Interview écrite


6 décembre 2013
Posté par
Flora

Rencontre avec Madelyne Dayssanges, auteure de  » Pour t’endormir mon cœur ou les contes de mamie Poune « 

Madelyne_Dayssanges_EdilivrePouvez-vous introduire, en quelques mots, votre ouvrage ?
Ce sont des contes pour enfants que j’ai inventé et que j’invente encore, j’en ai encore plein en réserve.

Pour qui avez vous écrit tous ces contes ?
Étant petit, mon fils m’a dit un jour : « Maman, pas ce livre je le connais par cœur, pourquoi tu m’en inventes pas ? ». De là est partie l’idée, j’ai repensé à mon grand-père et voilà.
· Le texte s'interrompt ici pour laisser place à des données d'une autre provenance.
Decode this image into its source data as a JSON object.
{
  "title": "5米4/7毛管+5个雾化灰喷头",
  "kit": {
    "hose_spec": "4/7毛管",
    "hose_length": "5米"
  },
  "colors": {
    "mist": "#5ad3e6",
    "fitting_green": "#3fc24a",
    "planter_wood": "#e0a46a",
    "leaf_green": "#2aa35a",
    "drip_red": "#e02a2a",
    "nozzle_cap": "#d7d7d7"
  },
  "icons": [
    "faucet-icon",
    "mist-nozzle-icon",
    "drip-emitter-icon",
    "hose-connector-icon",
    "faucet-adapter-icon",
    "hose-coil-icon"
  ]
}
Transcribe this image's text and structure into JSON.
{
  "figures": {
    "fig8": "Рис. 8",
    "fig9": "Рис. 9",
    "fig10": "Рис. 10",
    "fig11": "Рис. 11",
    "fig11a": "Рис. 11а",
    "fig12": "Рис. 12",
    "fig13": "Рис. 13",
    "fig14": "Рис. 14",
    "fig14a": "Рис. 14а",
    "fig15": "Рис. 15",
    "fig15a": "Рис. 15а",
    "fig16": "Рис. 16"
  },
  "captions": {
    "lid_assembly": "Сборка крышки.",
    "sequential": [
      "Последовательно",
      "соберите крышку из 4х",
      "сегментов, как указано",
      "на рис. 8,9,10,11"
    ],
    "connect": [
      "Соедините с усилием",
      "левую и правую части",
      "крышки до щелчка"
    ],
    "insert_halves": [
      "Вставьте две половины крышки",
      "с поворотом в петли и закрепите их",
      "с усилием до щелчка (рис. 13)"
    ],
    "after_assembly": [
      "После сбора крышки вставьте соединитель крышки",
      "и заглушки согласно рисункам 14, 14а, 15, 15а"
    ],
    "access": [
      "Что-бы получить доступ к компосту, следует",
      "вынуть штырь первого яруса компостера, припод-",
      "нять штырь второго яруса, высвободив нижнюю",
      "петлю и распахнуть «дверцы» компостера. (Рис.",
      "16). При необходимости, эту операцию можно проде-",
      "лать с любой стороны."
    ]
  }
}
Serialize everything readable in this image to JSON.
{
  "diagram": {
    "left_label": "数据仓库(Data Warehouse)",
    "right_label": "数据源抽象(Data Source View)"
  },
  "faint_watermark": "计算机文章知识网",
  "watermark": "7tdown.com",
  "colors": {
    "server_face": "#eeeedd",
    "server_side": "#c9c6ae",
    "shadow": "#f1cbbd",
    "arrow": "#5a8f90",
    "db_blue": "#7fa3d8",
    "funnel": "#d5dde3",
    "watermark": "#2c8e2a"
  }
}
Où avez-vous trouvé votre inspiration ?
Avant que le divorce de mes parents ne provoque un séisme dans la famille et dans mon enfance, la première partie de celle-ci était heureuse. J’avais un grand-père qui me racontait des histoires magiques, qui m ‘apprenait la nature et les éléments et plein d’autres choses qui me servent maintenant. Maman, elle aussi, jouait avec moi et me racontait des histoires. Le jeudi à l’époque, il n’y avait pas d’école, elle me faisait des habits de princesse, de fée, en tissu ou en papier crépon, et l’après-midi se passait ainsi. J’ai donc repris l’idée de la forêt magique de mon grand-père et j’ai inventé un petit monde magique et féerique. J’ai même en réserve des histoires qui se passent au fond de mon océan avec Sirenella, une petite sirène et des habitants de l’océan, et d’autres avec des petits anges taquins qui viennent jouer avec mon petit-fils.

Qu’est ce qui vous plaît dans l’univers des contes ?
Faire rêver. D’ailleurs, je m’amuse énormément à créer ce petit monde magique, à le faire parler, à lui donner vie. Les enfants ne rêvent plus maintenant, on ne croit plus a la petite souris, ni au Père Noël ou très peu. Ils sont de plus en plus jeunes à utiliser une tablette ou un ordinateur. Je ne suis pas contre mais il n’y a plus de rapport avec le récit et la lecture. La maman ou le papa qui lit une histoire le soir , ou les grands-parents qui le font, sont rares. Tout le monde est sur l’ordinateur ou devant la télé et les dialogues n’existent plus. Je trouve cela dommage. Il est important de parler, tant pour raconter des histoires que pour transmettre des valeurs ou des souvenirs d’avant, sans pour autant sombrer dans le regret du temps passé.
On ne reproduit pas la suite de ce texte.